The only problem with the conspiracy theory is that this work has been flying outside the zeitgeist since Frankl. And an examination of the details (not just titles and abstracts) indicates holes and misguided paths in existing work that ignored meaning and purpose in life.

And cbt is a dynamic constantly evolving creature, informed by work on meaning, etc. bi-directional influences. You tend to mention cbt in passing multiple times per month as if it’s a static beast. Beck, Ellis, Barlow, Hayes, etc would vehemently disagree with your portrayal.

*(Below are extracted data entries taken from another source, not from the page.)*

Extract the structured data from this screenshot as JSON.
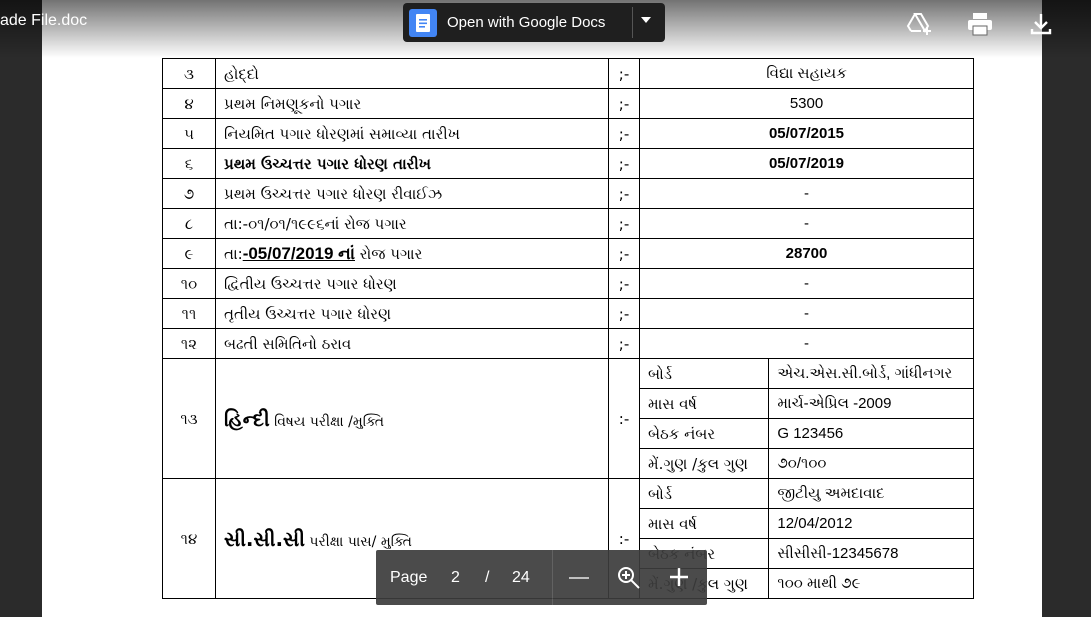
{
  "header": {
    "filename": "ade File.doc",
    "open_with": "Open with Google Docs"
  },
  "icons": {
    "add_to_drive": "add-to-drive-icon",
    "print": "print-icon",
    "download": "download-icon",
    "docs": "google-docs-icon"
  },
  "rows": [
    {
      "num": "૩",
      "label": "હોદ્દો",
      "sep": ";-",
      "value": "વિદ્યા સહાયક"
    },
    {
      "num": "૪",
      "label": "પ્રથમ નિમણૂકનો પગાર",
      "sep": ";-",
      "value": "5300"
    },
    {
      "num": "૫",
      "label": "નિયમિત પગાર ધોરણમાં સમાવ્યા તારીખ",
      "sep": ";-",
      "value": "05/07/2015"
    },
    {
      "num": "૬",
      "label": "પ્રથમ ઉચ્ચત્તર પગાર ધોરણ તારીખ",
      "sep": ";-",
      "value": "05/07/2019"
    },
    {
      "num": "૭",
      "label": "પ્રથમ ઉચ્ચત્તર પગાર ધોરણ રીવાઈઝ",
      "sep": ";-",
      "value": "-"
    },
    {
      "num": "૮",
      "label": "તા:-૦૧/૦૧/૧૯૯૬નાં રોજ પગાર",
      "sep": ";-",
      "value": "-"
    },
    {
      "num": "૯",
      "label_pre": "તા:",
      "label_date": "-05/07/2019 નાં",
      "label_post": " રોજ પગાર",
      "sep": ";-",
      "value": "28700"
    },
    {
      "num": "૧૦",
      "label": "દ્વિતીય ઉચ્ચત્તર પગાર ધોરણ",
      "sep": ";-",
      "value": "-"
    },
    {
      "num": "૧૧",
      "label": "તૃતીય ઉચ્ચત્તર પગાર ધોરણ",
      "sep": ";-",
      "value": "-"
    },
    {
      "num": "૧૨",
      "label": "બઢતી સમિતિનો ઠરાવ",
      "sep": ";-",
      "value": "-"
    }
  ],
  "exam13": {
    "num": "૧૩",
    "subject": "હિન્દી",
    "suffix": " વિષય પરીક્ષા /મુક્તિ",
    "sep": ":-",
    "details": [
      {
        "key": "બોર્ડ",
        "value": "એચ.એસ.સી.બોર્ડ, ગાંધીનગર"
      },
      {
        "key": "માસ વર્ષ",
        "value": "માર્ચ-એપ્રિલ -2009"
      },
      {
        "key": "બેઠક નંબર",
        "value": "G 123456"
      },
      {
        "key": "મેં.ગુણ /કુલ ગુણ",
        "value": "૭૦/૧૦૦"
      }
    ]
  },
  "exam14": {
    "num": "૧૪",
    "subject": "સી.સી.સી",
    "suffix": " પરીક્ષા પાસ/ મુક્તિ",
    "sep": ":-",
    "details": [
      {
        "key": "બોર્ડ",
        "value": "જીટીયુ અમદાવાદ"
      },
      {
        "key": "માસ વર્ષ",
        "value": "12/04/2012"
      },
      {
        "key": "બેઠક નંબર",
        "value": "સીસીસી-12345678"
      },
      {
        "key": "મેં.ગુણ /કુલ ગુણ",
        "value": "૧૦૦ માથી ૭૯"
      }
    ]
  },
  "pager": {
    "label": "Page",
    "current": "2",
    "slash": "/",
    "total": "24"
  }
}
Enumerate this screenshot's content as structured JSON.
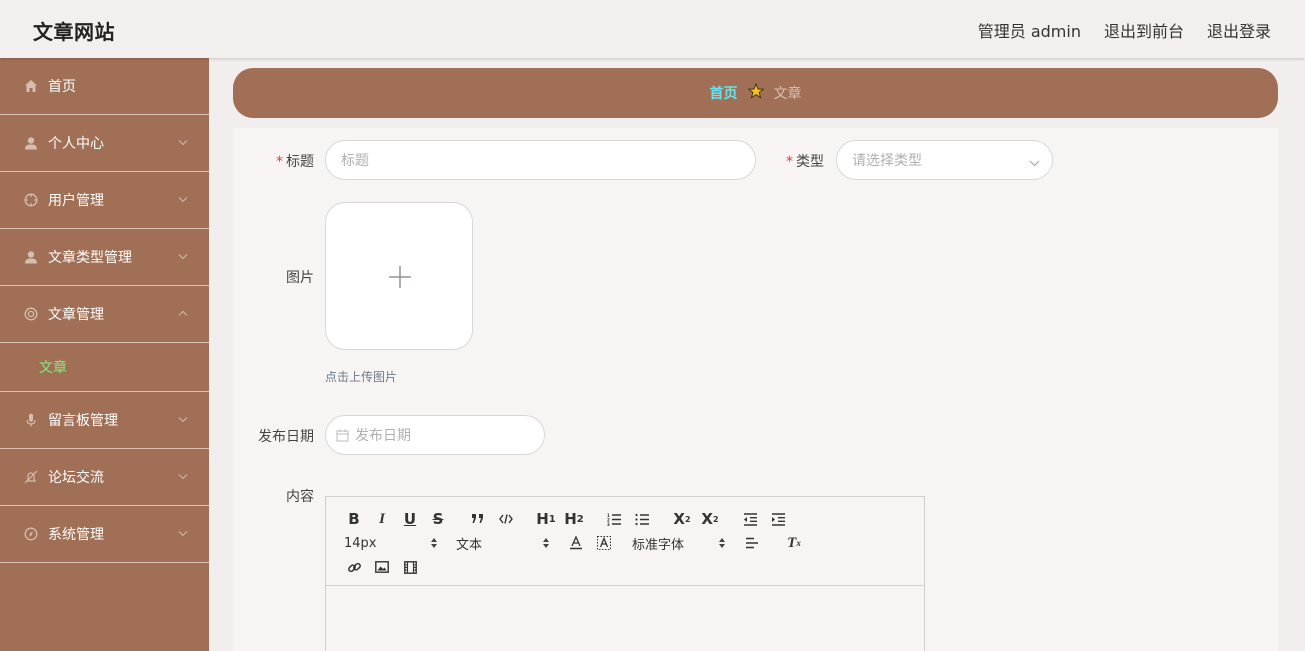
{
  "header": {
    "site_title": "文章网站",
    "admin_label": "管理员 admin",
    "to_front_label": "退出到前台",
    "logout_label": "退出登录"
  },
  "sidebar": {
    "items": [
      {
        "label": "首页",
        "icon": "home-icon"
      },
      {
        "label": "个人中心",
        "icon": "user-icon"
      },
      {
        "label": "用户管理",
        "icon": "target-icon"
      },
      {
        "label": "文章类型管理",
        "icon": "user-icon"
      },
      {
        "label": "文章管理",
        "icon": "lifebuoy-icon",
        "expanded": true,
        "children": [
          {
            "label": "文章",
            "active": true
          }
        ]
      },
      {
        "label": "留言板管理",
        "icon": "microphone-icon"
      },
      {
        "label": "论坛交流",
        "icon": "notification-off-icon"
      },
      {
        "label": "系统管理",
        "icon": "compass-icon"
      }
    ]
  },
  "breadcrumb": {
    "home": "首页",
    "current": "文章",
    "separator_icon": "star-icon"
  },
  "form": {
    "title_label": "标题",
    "title_placeholder": "标题",
    "type_label": "类型",
    "type_placeholder": "请选择类型",
    "image_label": "图片",
    "upload_hint": "点击上传图片",
    "date_label": "发布日期",
    "date_placeholder": "发布日期",
    "content_label": "内容"
  },
  "editor": {
    "font_size": "14px",
    "header_select": "文本",
    "font_family": "标准字体",
    "sub_label": "X",
    "sub_script": "2",
    "sup_label": "X",
    "sup_script": "2"
  },
  "colors": {
    "sidebar_bg": "#a06f55",
    "accent_active": "#7cf07c",
    "breadcrumb_home": "#67e2ee",
    "required": "#e23b3b"
  }
}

That being said, I love your highly needed skepticism for pp, especially when it collides with money grubbing.

oz 16 June 2012 - 4:14 pm

todd – your logic doesn’t work. PP has been around for ages as well. What’s really going on here is taking a product, adding some dubious science and then flogging it to consumers – it’s like vitamin/supplements.

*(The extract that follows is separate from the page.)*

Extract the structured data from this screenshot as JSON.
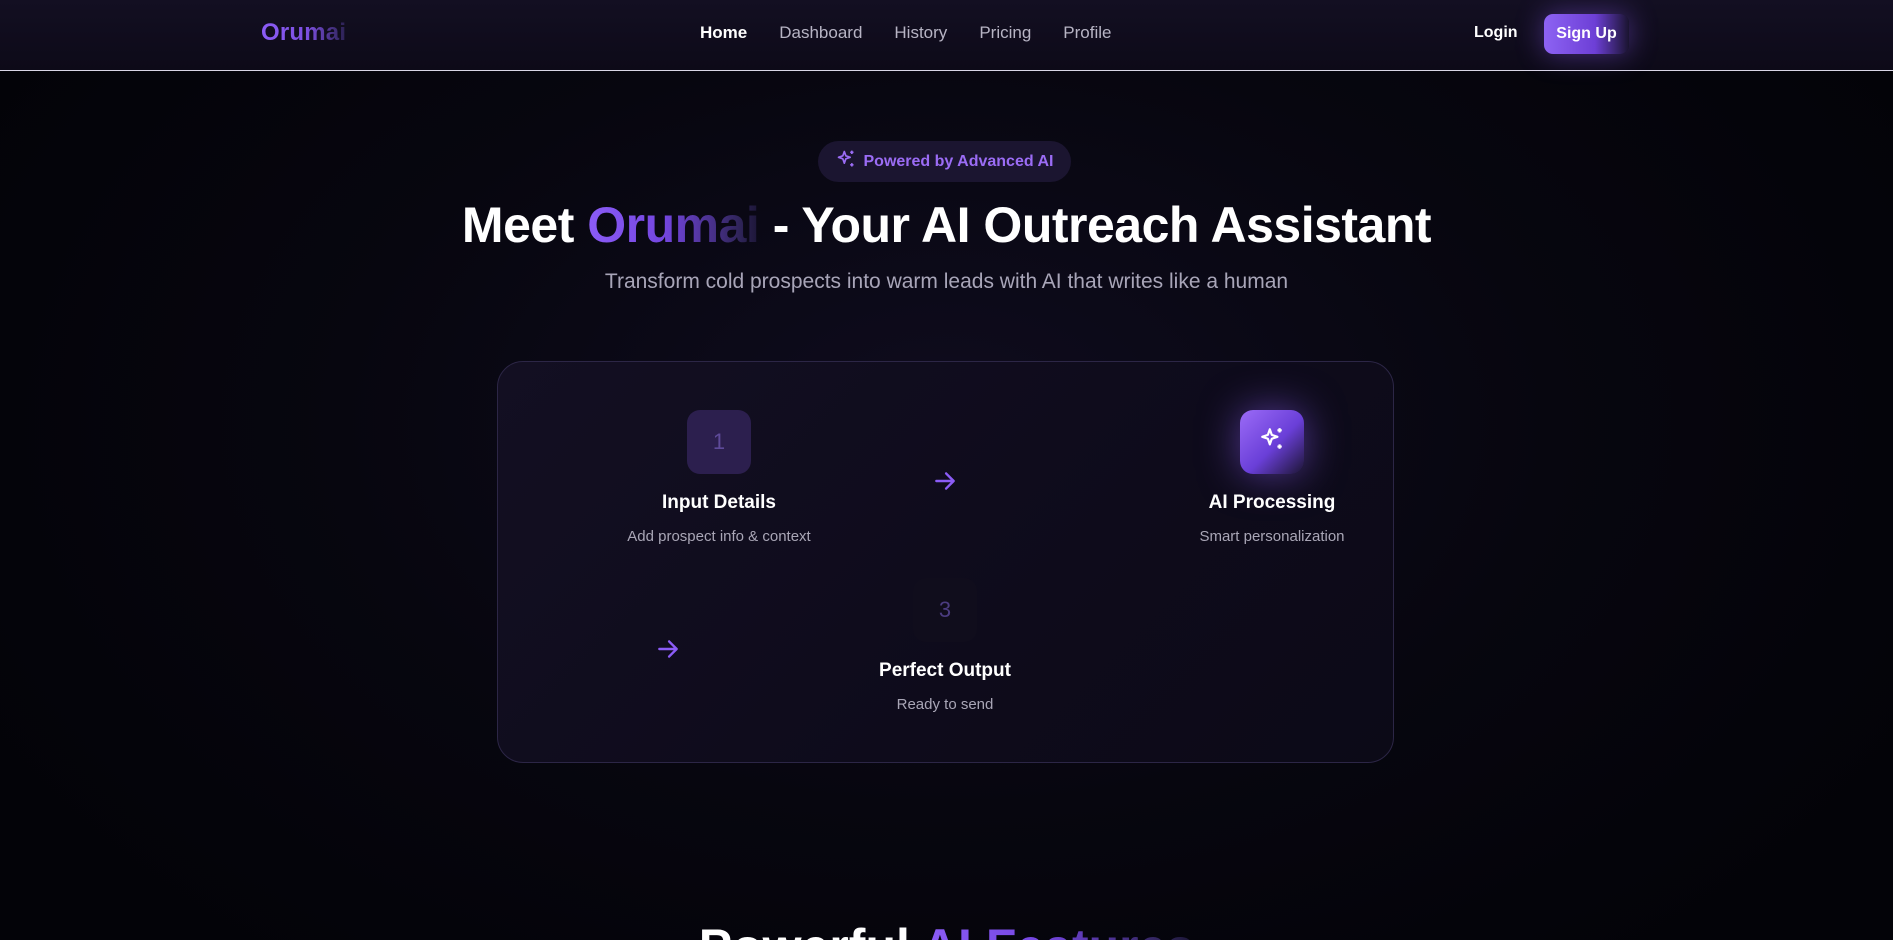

Also wouldn’t you agree that aspects of meaning are glorified CBT – just think about it. My life is crap – lets reframe it (change my thinking) so that my life has meaning – and alls good. Nothing wrong with this. But the question is then who might get the best results out of meaning therapy? And you can’t answer this until you explore the mechanisms, contexts etc.

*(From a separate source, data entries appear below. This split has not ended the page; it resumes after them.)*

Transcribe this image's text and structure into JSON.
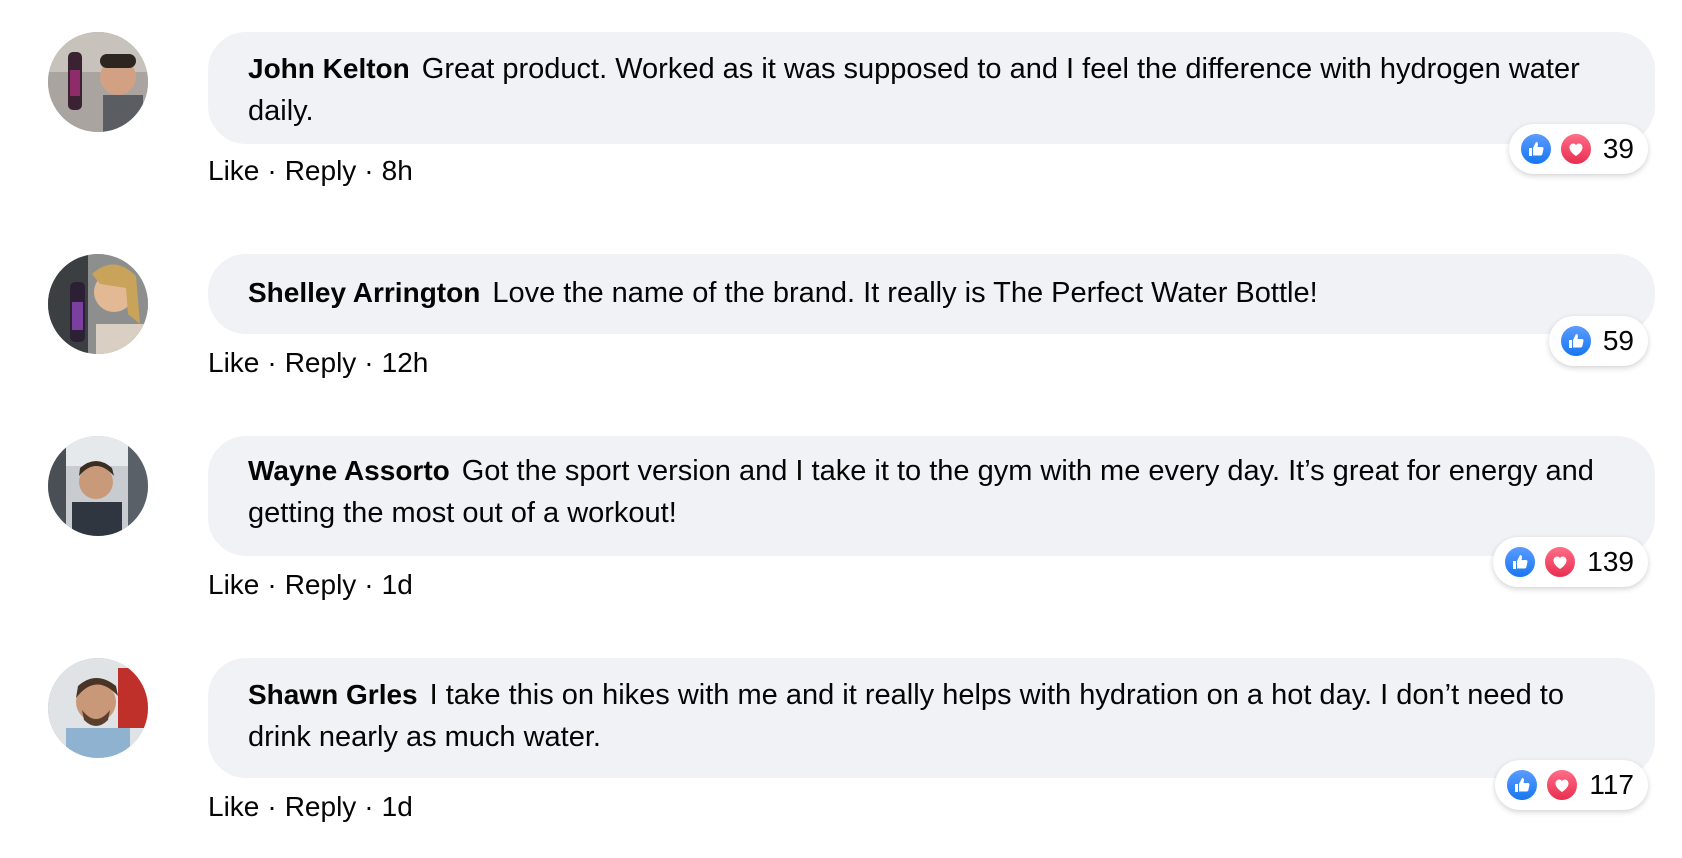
{
  "comments": [
    {
      "author": "John Kelton",
      "text": "Great product. Worked as it was supposed to and I feel the difference with hydrogen water daily.",
      "like_label": "Like",
      "reply_label": "Reply",
      "time": "8h",
      "reaction_count": "39",
      "reactions": [
        "like-icon",
        "love-icon"
      ]
    },
    {
      "author": "Shelley Arrington",
      "text": "Love the name of the brand. It really is The Perfect Water Bottle!",
      "like_label": "Like",
      "reply_label": "Reply",
      "time": "12h",
      "reaction_count": "59",
      "reactions": [
        "like-icon"
      ]
    },
    {
      "author": "Wayne Assorto",
      "text": "Got the sport version and I take it to the gym with me every day. It’s great for energy and getting the most out of a workout!",
      "like_label": "Like",
      "reply_label": "Reply",
      "time": "1d",
      "reaction_count": "139",
      "reactions": [
        "like-icon",
        "love-icon"
      ]
    },
    {
      "author": "Shawn Grles",
      "text": "I take this on hikes with me and it really helps with hydration on a hot day. I don’t need to drink nearly as much water.",
      "like_label": "Like",
      "reply_label": "Reply",
      "time": "1d",
      "reaction_count": "117",
      "reactions": [
        "like-icon",
        "love-icon"
      ]
    }
  ],
  "separator": "·",
  "colors": {
    "bubble": "#f0f2f5",
    "like": "#1877f2",
    "love": "#e82f50",
    "text": "#050505"
  }
}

Todd Kashdan 17 June 2012 - 12:26 pm

I refer back to what I wrote about cbt. It’s evolving and integrating work from other areas including mindfulness and meaning. Thus I remain unclear about your point and endless criticism that because more research would be valuable, scientific findings should not be applied until then (which means never). Take a look at meta analyses of cbt for anxiety and mood disorders, 40-60% of clients fail to reach high end state functioning. Thus innovation is needed rather than clinging to the past

Oz 17 June 2012 - 3:20 pm

Todd I’m glad you agree meaning is just CBT and I do agree CBT does need some extra horsepower. Buy perhaps we shouldn’t give meaning too much meaning

Todd Kashdan 17 June 2012 - 9:56 pm

In deadlock agreement. I’m not a fan of pretend innovation by renaming other people’s accomplishments. Give credit where it’s due and search for questions that haven’t been asked, that haven’t been adequately answered, and challenge the status quo and everyone’s biases (inluding our own). I don’t always live up to this lofty aim but I’m motivated to try and willing to be called out when I don’t.

I think we both agree that the field would accomplish more if there was less groupthink and greater appreciation of dissent.

Jeremy McCarthy 18 June 2012 - 8:53 am

You guys might enjoy this new book by Jules Evans which goes into the philisophical underpinnings of CBT and some of its modern shortcomings. http://www.guardian.co.uk/books/2012/jun/17/philosophy-life-jules-evans-review?newsfeed=true. I haven’t had a chance to read it yet although I love Jules’ blog.

oz 18 June 2012 - 4:03 pm

Jeremy – the practical limitations of CBT are far more important than the philosophical issues

oz 18 June 2012 - 4:08 pm

Todd – once again I have to agree. PPP (and psychology) seems to be constantly reinventing the wheel. For example there was a post on courage on this blog that if you examined more closely seemed to be self regulation

I wonder why the same ground is covered – with the internet there are really no excuses. Perhaps its poor measurement systems – be it the wrong measure or the lack of granularity.